You can see different structures, now used by cows and sheep for shelter from the weather. Some remaining buildings look large and have a striking style. It opened in 1944 for American soldiers before the Normandy invasions. Italian and German POWs later used it.
The camp closed in the summer of 1948, and contents got sold in 1950. The camp held senior German officers, including Nazi SS officers. Those officers had to do a “denazification” course before their release back home. People considered it successful.
Camp 18 covers a mile of Featherstone Park. It ranked as one of Britain’s largest camps. It once housed 4,000 German officers and 600 orderlies. Approaching from Featherstone Castle, a memorial stone marks the site’s old entrance.
A plaque marks the former entrance and tells of German officers held there from 1945-48. Captain Herbert Sulzbach was an interpreter who worked hard for British-German reconciliation.
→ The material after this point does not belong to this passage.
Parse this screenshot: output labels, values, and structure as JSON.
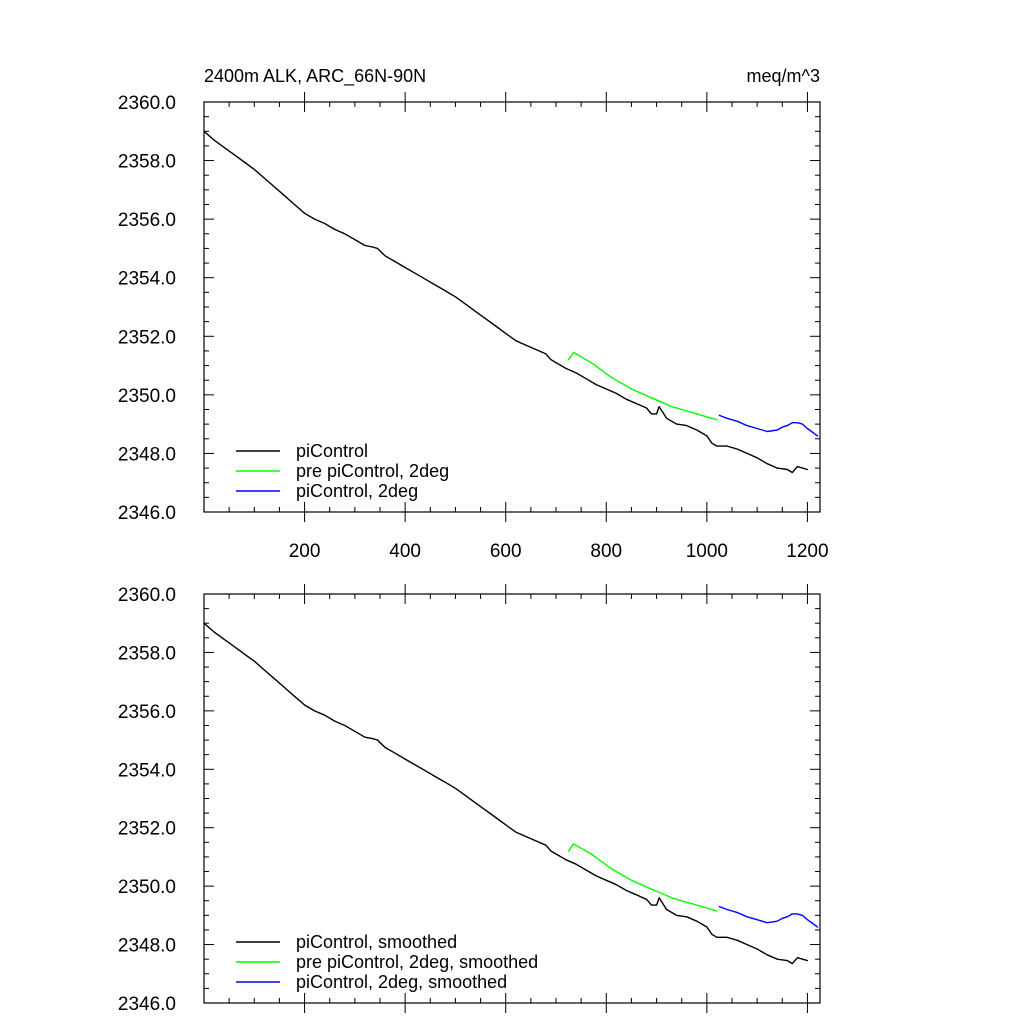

The Featherstone Park Association honored him.
Camp 18 consisted of several parts. It had a guard’s compound and two prisoner compounds. A sports field sat on the grounds. Life at Camp 18 was often good.
Prisoners worked in local communities, sometimes assisting on nearby farms. Academics lectured them from Newcastle, Durham and Oxford. The buildings held many things including a bakery. A theatre hosted shows, and a library had books to read.
A chapel held church services, and a classroom supported education. Three orchestras played music too. Prisoners could attend village dances on Saturday nights. A newspaper ran from June 1946 to March 1948 called Die Zeit am Tyne.
The paper gives insight into POW life and remains an uncensored resource. Archives show one escape attempt. Eight prisoners tried to escape in total. One died crossing the flooded river, while seven followed the railway to Alston.
They traveled twelve hard miles that day, but all were eventually captured. The former POW camp holds rich history. It is a unique survival from World War II, making the camp worth a visit.